SEO Content Refresh Optimizer
Paste your old article — AI reads it and tells you exactly what to fix, rewrite, and improve.
When to refresh
Refresh a post when its traffic has dropped over the past 3–6 months, when the content is more than 12–18 months old, or when competitors have overtaken you in rankings. Also refresh when facts, prices, tools, or best practices have changed.
Check search intent first
Before refreshing, Google your target keyword and look at the current top results. If the format or angle has shifted (e.g. listicle → guide, or informational → commercial), you may need a full rewrite — not just a refresh. This tool helps you identify that.
What to actually change
Update dates, statistics, tool names, and screenshots.

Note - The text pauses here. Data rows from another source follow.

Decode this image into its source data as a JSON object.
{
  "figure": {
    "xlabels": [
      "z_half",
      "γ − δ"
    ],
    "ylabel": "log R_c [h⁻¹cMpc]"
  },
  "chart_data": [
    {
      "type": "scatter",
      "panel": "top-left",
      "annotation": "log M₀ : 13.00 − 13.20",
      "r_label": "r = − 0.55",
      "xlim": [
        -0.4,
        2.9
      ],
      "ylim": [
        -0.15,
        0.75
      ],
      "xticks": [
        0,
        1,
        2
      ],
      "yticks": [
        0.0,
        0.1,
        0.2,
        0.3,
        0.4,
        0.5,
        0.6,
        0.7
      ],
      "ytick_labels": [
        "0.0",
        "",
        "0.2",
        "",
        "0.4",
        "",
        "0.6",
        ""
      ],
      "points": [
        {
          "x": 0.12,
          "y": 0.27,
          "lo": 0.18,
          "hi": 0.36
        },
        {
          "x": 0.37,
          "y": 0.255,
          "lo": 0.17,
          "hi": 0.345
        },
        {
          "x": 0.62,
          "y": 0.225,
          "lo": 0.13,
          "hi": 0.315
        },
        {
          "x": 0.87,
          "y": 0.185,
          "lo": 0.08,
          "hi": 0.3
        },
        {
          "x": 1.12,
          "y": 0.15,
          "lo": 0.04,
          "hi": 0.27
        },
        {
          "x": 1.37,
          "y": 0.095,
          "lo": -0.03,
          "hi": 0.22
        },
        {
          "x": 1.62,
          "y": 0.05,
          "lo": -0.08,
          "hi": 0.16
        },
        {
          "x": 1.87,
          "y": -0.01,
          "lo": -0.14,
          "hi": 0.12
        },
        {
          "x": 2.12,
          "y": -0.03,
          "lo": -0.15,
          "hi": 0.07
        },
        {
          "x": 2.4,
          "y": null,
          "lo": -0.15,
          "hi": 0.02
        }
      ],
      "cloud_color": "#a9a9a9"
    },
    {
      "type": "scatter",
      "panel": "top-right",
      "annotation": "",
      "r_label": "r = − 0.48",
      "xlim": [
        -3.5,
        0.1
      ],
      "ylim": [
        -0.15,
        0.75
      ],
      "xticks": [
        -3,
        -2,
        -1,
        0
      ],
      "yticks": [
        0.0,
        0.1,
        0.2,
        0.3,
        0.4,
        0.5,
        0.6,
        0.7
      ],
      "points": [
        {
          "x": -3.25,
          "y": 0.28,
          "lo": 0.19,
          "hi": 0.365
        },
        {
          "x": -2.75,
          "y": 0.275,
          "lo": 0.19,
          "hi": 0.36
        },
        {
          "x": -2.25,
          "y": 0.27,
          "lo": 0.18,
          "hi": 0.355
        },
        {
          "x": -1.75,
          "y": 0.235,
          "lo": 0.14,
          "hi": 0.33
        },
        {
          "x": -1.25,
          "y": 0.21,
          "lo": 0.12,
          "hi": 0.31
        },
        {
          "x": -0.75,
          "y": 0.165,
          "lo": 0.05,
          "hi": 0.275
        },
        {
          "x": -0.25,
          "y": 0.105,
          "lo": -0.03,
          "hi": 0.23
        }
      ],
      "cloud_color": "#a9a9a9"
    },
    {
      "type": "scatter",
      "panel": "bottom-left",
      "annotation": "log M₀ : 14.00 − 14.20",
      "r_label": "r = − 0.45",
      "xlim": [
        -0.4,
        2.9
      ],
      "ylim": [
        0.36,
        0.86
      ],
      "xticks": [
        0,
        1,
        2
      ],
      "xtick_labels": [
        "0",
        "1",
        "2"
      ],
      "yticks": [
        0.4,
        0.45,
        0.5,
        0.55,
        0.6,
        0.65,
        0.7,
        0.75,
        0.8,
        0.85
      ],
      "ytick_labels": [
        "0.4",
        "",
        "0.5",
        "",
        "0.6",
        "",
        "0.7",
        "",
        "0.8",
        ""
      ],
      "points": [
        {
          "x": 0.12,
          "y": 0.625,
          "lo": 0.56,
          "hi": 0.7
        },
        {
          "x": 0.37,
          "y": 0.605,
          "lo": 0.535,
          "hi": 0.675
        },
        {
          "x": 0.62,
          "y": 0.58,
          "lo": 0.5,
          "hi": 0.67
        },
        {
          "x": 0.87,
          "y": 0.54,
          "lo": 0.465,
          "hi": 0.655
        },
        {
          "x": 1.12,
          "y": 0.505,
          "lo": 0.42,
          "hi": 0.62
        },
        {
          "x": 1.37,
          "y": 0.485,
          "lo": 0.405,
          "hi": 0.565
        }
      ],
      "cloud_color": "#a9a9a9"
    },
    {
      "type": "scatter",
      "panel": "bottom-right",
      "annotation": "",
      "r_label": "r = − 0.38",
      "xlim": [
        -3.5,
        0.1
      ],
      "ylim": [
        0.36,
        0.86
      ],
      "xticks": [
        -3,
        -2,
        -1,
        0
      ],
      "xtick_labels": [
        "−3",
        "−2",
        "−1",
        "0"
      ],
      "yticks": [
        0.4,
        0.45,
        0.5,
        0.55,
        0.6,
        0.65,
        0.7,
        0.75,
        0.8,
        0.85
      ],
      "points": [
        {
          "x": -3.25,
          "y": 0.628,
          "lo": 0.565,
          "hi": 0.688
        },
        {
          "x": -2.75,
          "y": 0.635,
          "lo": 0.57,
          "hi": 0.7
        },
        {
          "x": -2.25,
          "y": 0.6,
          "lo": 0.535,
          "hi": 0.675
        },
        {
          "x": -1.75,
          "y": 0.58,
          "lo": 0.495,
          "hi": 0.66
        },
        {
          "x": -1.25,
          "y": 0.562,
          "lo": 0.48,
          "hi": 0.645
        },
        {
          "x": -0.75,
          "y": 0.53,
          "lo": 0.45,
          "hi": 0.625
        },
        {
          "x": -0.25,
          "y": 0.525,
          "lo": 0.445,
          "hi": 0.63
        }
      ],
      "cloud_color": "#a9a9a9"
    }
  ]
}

Rewrite the intro to match current search intent. Add missing subtopics your competitors cover. Improve headings so each one answers a specific question. Add an FAQ section.
Internal linking opportunity
A content refresh is the perfect time to add internal links to your newer content. This passes link equity to pages that need it and keeps readers on your site longer. Aim for 3–5 relevant internal links per refreshed post.
Update the publish date
After a substantial refresh, update the published date on the post. This signals freshness to Google and improves click-through rate in the SERP — users are more likely to click a result that shows a recent date. Only do this after meaningful content changes, not minor edits.
Measure the result
After publishing, wait 4–8 weeks before judging the result. Check Google Search Console for impressions and clicks on the target keyword. Track your ranking position weekly. Most refreshed posts see movement within 6–10 weeks if the changes were substantial.